- Hybrid parentage: U. glabra × U. minor
- Cultivar: 'Ypreau'
- Origin: Belgium and northern France

= Ulmus × hollandica 'Ypreau' =

Elm cultivar

The hybrid elm cultivar Ulmus × hollandica 'Ypreau' is one of a number of cultivars arising from the crossing of the Wych Elm U. glabra with a variety of Field Elm U. minor. The tree was first identified by Poederlé in Manuel De L'Arboriste Et Du Forestier Belgiques 266, 1772, as l'orme Ypreau.

==Description==
Poederlé's 'Ypreau' was distinguished solely by its Tilia-like leaves.

==Cultivation==
Poederlé's orme Ypreau may have been the same hybrid that was still called ypreau or ypereau in the Somme and Picardy areas in the late nineteenth century, which, according to R. H. Richens, was Ulmus × hollandica 'Major'. Richens concluded, on the basis of field studies, that Picardy was the provenance of the 'Dutch' elm planted in England. The latter also has large heart-shaped Tilia-like leaves.

==Etymology==
The word Ypreau or ypereau was first recorded in 1432 from the Pas-de-Calais area, and found its way into Cotgrave's French-English dictionary of 1611 as a name for a large-leafed elm, as distinct from the small-leaved types of Ulmus minor in northern France.

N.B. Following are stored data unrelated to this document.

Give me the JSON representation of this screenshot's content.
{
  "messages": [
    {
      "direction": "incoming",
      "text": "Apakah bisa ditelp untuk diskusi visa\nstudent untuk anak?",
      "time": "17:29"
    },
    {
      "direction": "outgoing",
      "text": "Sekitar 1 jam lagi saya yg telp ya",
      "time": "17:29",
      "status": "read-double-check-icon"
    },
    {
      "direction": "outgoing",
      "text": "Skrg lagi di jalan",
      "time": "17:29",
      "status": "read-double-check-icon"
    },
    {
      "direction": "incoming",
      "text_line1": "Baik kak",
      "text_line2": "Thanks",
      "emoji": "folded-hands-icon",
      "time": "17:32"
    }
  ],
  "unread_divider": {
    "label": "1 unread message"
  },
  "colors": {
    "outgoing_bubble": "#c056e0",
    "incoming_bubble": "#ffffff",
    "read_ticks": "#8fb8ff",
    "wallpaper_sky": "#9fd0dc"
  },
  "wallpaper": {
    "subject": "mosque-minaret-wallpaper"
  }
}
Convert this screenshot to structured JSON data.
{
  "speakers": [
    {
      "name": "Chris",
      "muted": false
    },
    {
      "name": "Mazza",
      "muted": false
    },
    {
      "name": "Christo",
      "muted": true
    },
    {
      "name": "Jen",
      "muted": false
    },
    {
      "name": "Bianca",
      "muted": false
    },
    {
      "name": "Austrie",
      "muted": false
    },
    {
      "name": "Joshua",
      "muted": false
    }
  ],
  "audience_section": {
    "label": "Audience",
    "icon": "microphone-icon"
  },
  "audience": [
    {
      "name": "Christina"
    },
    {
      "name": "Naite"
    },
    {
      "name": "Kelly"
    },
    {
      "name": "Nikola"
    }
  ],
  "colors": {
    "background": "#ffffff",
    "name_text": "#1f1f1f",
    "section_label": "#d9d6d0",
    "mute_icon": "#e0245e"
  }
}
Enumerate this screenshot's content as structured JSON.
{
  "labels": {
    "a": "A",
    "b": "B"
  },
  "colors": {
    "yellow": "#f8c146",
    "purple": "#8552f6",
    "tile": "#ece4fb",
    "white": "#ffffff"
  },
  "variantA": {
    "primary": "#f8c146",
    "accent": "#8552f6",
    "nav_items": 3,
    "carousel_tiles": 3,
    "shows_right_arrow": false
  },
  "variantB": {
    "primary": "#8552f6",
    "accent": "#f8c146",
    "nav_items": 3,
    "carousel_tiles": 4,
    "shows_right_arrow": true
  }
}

It derives from a north German word for elm, ip or iper that became iep in Dutch and iperen in Frisian, and reached French from Flemish. The tree was once commonly planted in the region of Ypres, Belgium, but does not take its name from the town.

The cultivar name 'Ypreau' has also been given to varieties of Poplar and Willow, resulting in some confusion.